Expansión educativa y alfabetización popular

Detalle de billete de 2 colones, Banco Internacional de Costa Rica. Colección BCCR-B-0201- 25 abril 1932, Serie B, Nº Serie 176855.

Al visitar Costa Rica en 1825, el viajero inglés John Hale destacó que entre algunos de sus habitantes había un “gran deseo de poseer una imprenta y de establecer un periódico. En la actualidad se ven obligados a enviar a San Salvador (un viaje de tres o cuatro semanas) aún sus leyes para que allí las impriman”.[22] Aunque el inicio de la actividad tipográfica debió esperar hasta 1830, cuando Miguel Carranza Fernández (1780-1841) importó la primera máquina –al parecer de Estados Unidos–,[23] la observación de Hale sugiere que, en una época tan temprana, existía ya un claro interés de la sociedad civil y del Estado por producir materiales impresos localmente. ¿Se disponía ya de una población lo suficientemente alfabetizada para sustentar una demanda de esa índole?

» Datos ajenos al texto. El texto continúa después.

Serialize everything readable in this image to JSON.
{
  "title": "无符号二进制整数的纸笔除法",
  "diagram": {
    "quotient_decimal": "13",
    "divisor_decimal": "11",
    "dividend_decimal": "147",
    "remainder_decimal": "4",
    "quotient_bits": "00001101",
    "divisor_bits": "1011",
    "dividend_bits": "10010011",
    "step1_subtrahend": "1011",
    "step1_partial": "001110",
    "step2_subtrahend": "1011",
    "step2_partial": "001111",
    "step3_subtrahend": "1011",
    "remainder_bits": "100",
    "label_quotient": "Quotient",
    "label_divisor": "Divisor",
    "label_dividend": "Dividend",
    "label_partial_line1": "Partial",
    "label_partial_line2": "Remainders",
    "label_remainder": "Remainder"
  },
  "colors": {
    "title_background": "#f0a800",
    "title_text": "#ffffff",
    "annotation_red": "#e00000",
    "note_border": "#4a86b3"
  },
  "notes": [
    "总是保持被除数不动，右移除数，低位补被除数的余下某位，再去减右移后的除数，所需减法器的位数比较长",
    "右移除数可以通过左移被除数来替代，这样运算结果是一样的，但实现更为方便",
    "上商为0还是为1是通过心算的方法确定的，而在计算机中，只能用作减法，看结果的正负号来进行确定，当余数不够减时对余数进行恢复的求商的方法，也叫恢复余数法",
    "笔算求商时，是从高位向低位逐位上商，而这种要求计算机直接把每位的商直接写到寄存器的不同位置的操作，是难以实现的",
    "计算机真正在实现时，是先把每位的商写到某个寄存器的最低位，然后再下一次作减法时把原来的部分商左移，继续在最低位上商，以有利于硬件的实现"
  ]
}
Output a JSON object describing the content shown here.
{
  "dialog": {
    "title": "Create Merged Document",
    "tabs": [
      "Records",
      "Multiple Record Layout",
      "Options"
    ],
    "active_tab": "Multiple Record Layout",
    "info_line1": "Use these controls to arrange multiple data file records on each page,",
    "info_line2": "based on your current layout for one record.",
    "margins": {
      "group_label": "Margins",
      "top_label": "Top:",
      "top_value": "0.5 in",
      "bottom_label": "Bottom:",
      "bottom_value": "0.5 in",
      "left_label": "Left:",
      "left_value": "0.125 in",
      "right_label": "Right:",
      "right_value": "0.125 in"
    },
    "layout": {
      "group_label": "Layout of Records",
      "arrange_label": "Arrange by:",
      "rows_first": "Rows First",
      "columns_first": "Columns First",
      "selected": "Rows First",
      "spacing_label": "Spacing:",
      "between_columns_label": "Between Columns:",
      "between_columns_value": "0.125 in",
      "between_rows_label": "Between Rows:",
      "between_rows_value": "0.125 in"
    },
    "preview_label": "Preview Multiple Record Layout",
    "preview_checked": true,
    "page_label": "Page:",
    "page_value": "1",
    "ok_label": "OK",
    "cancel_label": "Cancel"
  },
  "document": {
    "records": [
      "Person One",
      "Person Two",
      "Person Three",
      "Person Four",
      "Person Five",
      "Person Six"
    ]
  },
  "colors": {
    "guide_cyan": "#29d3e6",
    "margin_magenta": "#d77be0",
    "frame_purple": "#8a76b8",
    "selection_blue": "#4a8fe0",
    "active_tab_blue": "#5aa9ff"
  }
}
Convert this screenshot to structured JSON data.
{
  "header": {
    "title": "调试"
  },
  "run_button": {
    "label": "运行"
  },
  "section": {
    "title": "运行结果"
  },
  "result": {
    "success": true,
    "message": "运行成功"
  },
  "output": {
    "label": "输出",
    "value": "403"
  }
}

La problemática a que se refiere tal pregunta es el objeto del presente capítulo, cuyo propósito es analizar la influencia que las reformas borbónicas, la Constitución de Cádiz (1812) y el nuevo orden surgido tras la independencia de España (1821) tuvieron en la temprana alfabetización de la población costarricense. Pese al crecimiento y la diversificación experimentados por los estudios sobre esta temática en Europa y Estados Unidos en las últimas décadas,[24] poco es lo que se ha investigado al respecto para la Hispanoamérica colonial. La mayoría de los estudios existentes sobre la educación, entre finales del siglo XVIII e inicios del XIX, se concentran en considerar las políticas al respecto,[25] pero sin examinar cómo afectaron los niveles de alfabetismo. Una de las contribuciones más valiosas para Centroamérica, la de Sajid Herrera Mena sobre las experiencias de San Salvador y Sonsonate entre 1750 y 1808, comparte la tendencia indicada, ya que evalúa el impacto de las medidas impulsadas por los Borbones con base principalmente en el número de escuelas y alumnos.[26]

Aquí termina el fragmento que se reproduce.